The converters are of the Pierce-Smith basic-lined type. Each consists of a horizontal cylindrical sheet-steel shell 25 ft. long by 10 ft. diameter, inside of which is a lining 18 in. thick of magnesite brick. This material is not attacked by the chemical reactions in the converter, and consequently lasts for a long time, unless allowed to over-heat. The cylindrical converter-shell rests on heavy rollers, and can be revolved around its axis so as to empty its contents through a hole in the side when necessary. The converter is pierced by a horizontal row of blast-pipes through the sheet-steel and lining, for the entrance of compressed air. These holes are in a line parallel with the axis of the cylinder somewhat below the centre-line, and point down toward the bottom of the converter. A large hole in the top receives the charge of matte, and serves as a chimney for the escape of gases.

When ready to receive a charge, the converter is revolved until the mouth is under the end of the matte-launder leading from the settler mentioned; this position places the tuyeres at about the centre¬line of the cylinder.
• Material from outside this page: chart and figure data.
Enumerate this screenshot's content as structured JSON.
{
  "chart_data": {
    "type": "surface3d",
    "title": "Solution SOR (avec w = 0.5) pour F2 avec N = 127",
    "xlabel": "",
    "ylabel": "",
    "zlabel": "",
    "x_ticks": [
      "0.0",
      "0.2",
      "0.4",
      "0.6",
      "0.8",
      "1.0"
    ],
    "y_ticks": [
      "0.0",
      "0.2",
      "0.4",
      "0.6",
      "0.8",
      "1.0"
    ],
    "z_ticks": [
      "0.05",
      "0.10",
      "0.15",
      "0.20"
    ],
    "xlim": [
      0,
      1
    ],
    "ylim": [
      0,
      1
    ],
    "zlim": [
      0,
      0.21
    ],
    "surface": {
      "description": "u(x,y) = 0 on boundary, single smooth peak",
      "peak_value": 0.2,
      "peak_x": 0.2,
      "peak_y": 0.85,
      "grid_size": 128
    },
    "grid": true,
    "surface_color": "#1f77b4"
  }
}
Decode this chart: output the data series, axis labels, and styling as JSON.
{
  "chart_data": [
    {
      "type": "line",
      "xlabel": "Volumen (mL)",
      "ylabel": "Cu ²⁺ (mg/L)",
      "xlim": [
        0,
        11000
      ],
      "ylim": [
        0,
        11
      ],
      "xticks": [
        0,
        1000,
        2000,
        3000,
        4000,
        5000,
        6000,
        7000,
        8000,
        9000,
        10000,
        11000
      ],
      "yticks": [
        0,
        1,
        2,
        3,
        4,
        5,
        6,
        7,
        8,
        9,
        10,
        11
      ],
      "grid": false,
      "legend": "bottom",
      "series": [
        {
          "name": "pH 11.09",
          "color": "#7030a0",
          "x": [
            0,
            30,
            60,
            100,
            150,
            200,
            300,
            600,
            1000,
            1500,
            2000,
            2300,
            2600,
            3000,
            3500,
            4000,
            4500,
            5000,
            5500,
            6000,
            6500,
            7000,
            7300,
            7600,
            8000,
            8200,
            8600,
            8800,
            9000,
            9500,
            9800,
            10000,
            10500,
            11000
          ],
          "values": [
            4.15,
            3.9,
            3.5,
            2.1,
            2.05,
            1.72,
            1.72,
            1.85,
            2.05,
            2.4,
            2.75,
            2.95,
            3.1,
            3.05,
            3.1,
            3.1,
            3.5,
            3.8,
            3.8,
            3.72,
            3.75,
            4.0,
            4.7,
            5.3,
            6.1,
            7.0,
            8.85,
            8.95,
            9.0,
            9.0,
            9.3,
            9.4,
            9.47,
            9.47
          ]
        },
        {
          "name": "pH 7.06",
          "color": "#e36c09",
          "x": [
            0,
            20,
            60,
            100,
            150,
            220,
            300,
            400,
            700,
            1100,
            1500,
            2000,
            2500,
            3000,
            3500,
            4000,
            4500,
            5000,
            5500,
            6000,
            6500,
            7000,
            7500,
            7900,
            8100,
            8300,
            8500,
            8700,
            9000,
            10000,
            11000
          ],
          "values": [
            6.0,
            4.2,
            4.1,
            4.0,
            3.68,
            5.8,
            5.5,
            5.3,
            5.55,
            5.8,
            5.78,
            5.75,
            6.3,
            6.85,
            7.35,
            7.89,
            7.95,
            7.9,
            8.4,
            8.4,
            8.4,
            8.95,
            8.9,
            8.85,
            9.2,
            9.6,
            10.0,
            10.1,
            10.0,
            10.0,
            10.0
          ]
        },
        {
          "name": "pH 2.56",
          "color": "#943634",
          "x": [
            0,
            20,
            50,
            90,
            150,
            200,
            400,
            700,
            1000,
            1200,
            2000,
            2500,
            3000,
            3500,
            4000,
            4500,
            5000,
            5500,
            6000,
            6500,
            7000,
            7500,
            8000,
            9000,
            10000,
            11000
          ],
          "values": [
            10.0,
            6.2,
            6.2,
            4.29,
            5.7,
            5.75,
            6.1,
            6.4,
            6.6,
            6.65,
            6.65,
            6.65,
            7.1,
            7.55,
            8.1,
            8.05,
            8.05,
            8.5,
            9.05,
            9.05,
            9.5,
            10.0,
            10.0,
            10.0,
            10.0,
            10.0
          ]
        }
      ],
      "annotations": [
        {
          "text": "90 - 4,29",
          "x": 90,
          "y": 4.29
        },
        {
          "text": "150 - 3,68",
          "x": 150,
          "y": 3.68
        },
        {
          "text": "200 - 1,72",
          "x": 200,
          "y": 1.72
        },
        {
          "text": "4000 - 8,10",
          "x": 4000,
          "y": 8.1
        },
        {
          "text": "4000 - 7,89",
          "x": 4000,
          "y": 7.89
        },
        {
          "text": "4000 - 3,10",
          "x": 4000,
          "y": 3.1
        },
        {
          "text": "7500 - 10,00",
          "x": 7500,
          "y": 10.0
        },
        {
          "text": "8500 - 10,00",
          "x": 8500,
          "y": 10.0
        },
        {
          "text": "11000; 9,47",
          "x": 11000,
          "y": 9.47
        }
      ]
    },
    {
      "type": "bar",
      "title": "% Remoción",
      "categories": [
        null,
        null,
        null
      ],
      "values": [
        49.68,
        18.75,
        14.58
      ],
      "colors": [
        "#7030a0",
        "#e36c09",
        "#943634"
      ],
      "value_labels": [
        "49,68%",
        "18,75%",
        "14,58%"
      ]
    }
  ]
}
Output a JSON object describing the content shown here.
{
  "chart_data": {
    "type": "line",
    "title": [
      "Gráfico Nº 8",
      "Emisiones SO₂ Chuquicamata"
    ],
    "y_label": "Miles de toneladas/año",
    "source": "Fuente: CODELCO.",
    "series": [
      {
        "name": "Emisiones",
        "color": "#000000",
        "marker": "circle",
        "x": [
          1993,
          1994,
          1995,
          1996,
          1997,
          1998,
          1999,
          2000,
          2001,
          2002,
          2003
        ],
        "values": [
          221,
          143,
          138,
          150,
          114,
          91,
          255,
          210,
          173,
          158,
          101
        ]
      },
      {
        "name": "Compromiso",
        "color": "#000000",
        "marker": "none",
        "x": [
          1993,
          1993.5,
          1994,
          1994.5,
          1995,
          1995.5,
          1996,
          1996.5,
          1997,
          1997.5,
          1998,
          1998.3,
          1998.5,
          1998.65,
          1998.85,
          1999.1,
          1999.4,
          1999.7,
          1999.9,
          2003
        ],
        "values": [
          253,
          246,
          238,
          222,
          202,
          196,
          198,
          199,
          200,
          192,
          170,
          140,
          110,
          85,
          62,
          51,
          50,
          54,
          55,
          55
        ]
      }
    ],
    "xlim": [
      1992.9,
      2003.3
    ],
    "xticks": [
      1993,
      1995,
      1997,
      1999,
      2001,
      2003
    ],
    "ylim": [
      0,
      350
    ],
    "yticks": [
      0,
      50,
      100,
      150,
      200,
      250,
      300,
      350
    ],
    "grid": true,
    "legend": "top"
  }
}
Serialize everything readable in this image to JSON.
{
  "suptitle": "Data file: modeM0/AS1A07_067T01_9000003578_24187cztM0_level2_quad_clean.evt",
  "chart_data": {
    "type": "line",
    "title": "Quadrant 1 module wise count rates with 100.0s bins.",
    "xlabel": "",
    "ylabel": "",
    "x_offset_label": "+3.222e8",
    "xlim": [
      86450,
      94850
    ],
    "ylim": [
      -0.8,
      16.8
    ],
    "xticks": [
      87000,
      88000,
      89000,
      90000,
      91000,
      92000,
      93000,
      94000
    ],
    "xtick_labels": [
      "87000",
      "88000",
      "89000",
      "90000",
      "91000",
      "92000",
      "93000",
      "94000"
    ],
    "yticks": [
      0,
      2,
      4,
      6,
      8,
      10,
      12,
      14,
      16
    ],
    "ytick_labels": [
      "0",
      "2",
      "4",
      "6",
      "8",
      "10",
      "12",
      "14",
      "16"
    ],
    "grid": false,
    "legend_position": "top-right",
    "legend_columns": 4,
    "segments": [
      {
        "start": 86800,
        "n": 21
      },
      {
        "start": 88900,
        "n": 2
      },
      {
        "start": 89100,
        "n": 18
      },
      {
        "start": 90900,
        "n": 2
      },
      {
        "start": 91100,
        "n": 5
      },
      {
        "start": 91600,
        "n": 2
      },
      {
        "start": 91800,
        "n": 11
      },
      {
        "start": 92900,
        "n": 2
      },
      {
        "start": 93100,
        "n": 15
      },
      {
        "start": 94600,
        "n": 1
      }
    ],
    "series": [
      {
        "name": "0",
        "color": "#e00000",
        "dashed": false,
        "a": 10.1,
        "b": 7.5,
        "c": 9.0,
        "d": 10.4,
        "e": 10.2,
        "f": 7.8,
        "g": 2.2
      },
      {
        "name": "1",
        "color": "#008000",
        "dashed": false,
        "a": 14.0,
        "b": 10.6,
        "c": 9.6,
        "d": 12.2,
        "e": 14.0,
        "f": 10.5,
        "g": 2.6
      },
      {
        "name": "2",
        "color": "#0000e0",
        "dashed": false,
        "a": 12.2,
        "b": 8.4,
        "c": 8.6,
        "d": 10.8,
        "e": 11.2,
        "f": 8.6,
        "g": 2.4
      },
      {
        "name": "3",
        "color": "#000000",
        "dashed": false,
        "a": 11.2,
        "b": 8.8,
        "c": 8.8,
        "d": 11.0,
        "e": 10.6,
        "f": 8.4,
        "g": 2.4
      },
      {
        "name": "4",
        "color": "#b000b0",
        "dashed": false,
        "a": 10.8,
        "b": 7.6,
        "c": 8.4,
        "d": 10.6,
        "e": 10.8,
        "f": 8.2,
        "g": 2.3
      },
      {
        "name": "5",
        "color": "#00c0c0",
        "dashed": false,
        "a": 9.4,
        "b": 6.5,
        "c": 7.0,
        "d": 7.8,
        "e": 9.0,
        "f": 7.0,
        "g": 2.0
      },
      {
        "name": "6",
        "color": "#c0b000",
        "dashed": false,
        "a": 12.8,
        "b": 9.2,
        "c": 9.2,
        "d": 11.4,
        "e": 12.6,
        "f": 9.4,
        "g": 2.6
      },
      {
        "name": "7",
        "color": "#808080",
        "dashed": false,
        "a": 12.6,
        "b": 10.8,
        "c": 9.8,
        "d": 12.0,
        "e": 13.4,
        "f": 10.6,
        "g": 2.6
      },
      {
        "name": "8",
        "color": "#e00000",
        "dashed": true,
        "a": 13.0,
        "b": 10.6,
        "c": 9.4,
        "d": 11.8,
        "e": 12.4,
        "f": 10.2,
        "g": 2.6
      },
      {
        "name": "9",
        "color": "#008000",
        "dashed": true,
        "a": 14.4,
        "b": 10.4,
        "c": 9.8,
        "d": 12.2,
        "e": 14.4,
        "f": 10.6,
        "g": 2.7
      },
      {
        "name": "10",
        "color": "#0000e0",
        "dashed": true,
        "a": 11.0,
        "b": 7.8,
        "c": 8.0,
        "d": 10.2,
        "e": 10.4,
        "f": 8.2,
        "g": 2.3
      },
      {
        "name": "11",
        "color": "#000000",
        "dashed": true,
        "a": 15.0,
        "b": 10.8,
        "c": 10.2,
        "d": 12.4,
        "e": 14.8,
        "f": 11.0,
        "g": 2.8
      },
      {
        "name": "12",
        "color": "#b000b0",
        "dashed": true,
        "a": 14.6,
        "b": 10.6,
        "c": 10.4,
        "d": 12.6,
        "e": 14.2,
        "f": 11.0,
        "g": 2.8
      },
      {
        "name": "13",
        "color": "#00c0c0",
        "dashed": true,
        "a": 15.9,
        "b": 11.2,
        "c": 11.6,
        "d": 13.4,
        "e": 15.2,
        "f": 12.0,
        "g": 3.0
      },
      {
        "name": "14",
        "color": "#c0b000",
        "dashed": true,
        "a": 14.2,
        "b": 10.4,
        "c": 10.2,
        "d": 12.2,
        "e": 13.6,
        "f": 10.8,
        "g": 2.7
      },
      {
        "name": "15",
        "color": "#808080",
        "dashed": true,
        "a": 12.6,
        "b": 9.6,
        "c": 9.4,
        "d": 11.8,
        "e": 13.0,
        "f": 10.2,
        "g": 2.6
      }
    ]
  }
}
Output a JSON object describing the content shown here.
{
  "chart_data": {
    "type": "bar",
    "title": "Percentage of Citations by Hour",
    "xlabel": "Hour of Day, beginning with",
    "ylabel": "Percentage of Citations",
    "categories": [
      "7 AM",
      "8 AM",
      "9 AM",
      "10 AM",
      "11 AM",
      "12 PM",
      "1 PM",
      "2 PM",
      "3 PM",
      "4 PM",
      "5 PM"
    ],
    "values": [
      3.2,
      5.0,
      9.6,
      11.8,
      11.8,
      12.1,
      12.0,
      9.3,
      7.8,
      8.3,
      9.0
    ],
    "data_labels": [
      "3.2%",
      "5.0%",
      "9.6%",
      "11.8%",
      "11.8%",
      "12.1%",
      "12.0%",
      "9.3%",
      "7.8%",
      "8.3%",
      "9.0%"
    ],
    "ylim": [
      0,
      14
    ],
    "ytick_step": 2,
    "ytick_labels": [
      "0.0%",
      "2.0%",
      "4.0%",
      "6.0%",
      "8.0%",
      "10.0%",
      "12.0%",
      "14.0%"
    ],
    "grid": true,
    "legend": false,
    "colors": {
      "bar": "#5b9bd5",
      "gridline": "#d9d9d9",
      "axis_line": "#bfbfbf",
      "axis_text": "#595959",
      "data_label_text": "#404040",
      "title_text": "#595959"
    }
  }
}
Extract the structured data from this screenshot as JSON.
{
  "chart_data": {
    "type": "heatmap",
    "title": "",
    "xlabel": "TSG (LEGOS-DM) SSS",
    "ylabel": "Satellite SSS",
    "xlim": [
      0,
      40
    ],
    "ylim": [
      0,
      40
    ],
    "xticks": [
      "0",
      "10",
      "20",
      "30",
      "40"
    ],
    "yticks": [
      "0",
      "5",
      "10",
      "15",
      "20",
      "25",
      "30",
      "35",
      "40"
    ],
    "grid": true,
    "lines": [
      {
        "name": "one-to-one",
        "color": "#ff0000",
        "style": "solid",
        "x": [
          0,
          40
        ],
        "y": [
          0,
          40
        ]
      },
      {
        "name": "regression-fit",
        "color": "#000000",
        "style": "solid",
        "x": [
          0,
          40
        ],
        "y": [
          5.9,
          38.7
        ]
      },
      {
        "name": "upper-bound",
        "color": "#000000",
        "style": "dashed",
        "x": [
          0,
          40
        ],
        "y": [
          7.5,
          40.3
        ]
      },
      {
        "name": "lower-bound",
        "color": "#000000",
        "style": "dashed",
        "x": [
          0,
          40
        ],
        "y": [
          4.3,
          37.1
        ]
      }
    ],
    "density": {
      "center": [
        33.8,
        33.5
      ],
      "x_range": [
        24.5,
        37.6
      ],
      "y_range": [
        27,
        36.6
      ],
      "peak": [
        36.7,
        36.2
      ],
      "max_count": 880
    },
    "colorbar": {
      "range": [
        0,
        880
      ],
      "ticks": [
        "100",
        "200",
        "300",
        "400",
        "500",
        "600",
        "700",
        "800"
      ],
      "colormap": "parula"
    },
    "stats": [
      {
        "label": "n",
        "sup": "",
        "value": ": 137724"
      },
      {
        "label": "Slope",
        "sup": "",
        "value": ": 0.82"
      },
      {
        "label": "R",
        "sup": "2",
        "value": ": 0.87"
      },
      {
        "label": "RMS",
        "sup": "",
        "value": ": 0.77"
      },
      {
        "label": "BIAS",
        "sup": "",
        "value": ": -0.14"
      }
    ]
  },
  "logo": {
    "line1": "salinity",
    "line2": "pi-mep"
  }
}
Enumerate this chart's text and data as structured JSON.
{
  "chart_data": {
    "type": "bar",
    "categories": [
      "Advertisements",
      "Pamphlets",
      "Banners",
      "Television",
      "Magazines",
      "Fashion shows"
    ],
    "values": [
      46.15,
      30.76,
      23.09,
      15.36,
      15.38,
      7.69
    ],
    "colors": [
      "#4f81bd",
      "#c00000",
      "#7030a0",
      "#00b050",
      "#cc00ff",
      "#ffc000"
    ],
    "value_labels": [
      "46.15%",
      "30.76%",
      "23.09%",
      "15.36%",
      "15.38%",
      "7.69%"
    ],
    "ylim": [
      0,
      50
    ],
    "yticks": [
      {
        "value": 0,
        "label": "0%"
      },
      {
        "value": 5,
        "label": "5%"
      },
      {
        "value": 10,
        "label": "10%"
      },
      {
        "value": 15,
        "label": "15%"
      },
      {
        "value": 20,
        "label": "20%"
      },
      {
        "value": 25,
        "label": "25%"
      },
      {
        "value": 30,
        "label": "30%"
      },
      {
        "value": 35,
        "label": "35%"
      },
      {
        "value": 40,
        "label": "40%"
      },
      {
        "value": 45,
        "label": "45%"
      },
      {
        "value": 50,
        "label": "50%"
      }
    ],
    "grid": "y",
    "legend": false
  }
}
A stream of matte is run by gravity into the mouth, until the converter is filled almost to the level of the tuyeres. There is also added a small amount of quartz. Compressed air at 10 to 12 lb. pressure is then forced through the tuyeres and the converter is revolved until the tuyeres are submerged about 12 in. under liquid matte.

The elimination of the iron and sulphur leaves practically pure copper as the only remaining constituent of the matte; after 12 hours of alternate blowing-in air and pouring off slag a bath remains of 25 to 30 tons of molten copper. This goes into ladle-cars and is hauled to a receiver, which is simply a huge brick-lined kettle capable of lifting and pouring its contents into a series of moving cast-iron molds.

The copper solidifies, is removed, and carried to a platform to be loaded on cars for shipment. This final product is known as ‘blister’ copper, on account of large blisters or bubbles of gas formed on the surface of the bars while cooling. The bars run 99.5% copper, and average 220 pounds in weight.